About three weeks ago all of those feelings began to change. Since the beginning of this pregnancy I have prayed daily that God protect this little one, keep myself and the baby healthy and strong, and that He would prepare me to be the mother he or she needs. It was during those prayers that my feelings about our 4th child began to change. The visions in my mind about what our family would look like in 2, 5, 10 years seemed right with four boys instead of three boys and a girl. I could no longer find that longing in my heart to have another daughter added to our family. A contentment in my heart developed with the idea of only boys in our home. It wasn't something I was doing in an effort to prepare for "not getting a girl", I could feel a difference in my heart. It was most definitely not something I was doing but with certainty God was moving in my heart.
I found myself turning to specific scripture during my quiet time (1st Corinthians, Titus, 1st and 2nd Timothy). I couldn't get enough of the Word and what it had to say about godly men. I found myself praying constantly that God would make me a better mother for my little men. The burden grew greater in my heart to raise leaders, protectors, prophets, and real men. The idea of a daughter was removed so completely from my heart and mind that it even showed up in the small worldly things. I would browse Pinterest and only the boys things appealed to me. When I strolled through the baby section at Target, I found myself drawn to the boy stuff. It was unreal and I noticed the change. Then a couple of nights before our ultrasound I was browsing online for nursery ideas. I was in the section for boys and ran across a sign that said "God can only make men from little boys" and I burst into tears. I knew at that moment that this baby would be a boy. I knew that God had destined for me in His plan to raise four boys into men that will serve Him. I knew it and I was thrilled with the idea.

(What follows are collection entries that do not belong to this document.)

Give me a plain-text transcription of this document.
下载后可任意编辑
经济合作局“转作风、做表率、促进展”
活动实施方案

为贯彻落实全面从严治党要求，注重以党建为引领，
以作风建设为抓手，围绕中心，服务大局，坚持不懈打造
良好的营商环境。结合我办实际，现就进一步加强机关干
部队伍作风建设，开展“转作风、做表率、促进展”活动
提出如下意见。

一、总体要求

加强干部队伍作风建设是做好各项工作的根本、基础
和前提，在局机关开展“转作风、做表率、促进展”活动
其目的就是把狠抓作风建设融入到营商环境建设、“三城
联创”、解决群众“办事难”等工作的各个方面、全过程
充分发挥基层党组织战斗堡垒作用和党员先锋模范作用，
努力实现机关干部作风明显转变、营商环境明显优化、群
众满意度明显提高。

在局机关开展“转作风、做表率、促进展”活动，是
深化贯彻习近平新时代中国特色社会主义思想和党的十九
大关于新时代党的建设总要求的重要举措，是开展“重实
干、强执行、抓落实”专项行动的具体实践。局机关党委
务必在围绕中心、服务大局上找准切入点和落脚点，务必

When we found out for certain that this baby was going to be a boy, I was over the moon with joy. There wasn't one ounce of disappointment or grief over not having a girl. There is a contentment in my heart. I have been through a period of growth and pruning and God has revealed to me that I was created to be a mother of boys. Yes, I still think every day of my daughters in Heaven, but it wasn't in His plan for me to raise them. I was made for this!!! There is nothing like the peace of knowing you are doing exactly what you were created to do.
We have had a whole lot of different reactions when we tell people this baby is a boy. Most people are excited for us and offer congratulations, but we have received a lot of other comments as well. People can say the most ridiculous things. We get the typical, "Wow! That is a lot of boys!" or "Well will you keep trying for the girl?" Many (yes as in more than a couple) have actually responded, "Oh, I'm sorry." and look at me as if I have lost something dear. Most of the time I just smile and say, "We are really excited." Every time I walk away from those not so nice comments and wish I could share this story. I wish I could tell them about how I am amazed at the opportunity God has given us and how He prepared my heart to have a fourth boy. I don't, but I often walk away wishing I did.
So, I wanted to share that story here in our space about our family. I want it here for anyone who reads to know how thrilled we are. I want it here so I can look back at it in the coming years when our house full of four amazing boys gets to be loud, messy, and busy. I also wanted it here so that I have it documented just how overjoyed we are to welcome a fourth son. This may be our last baby (unless God changes our hearts about that too) and when I picture growing old with four sons I can hardly keep the tears of joy from spilling over. God is so good.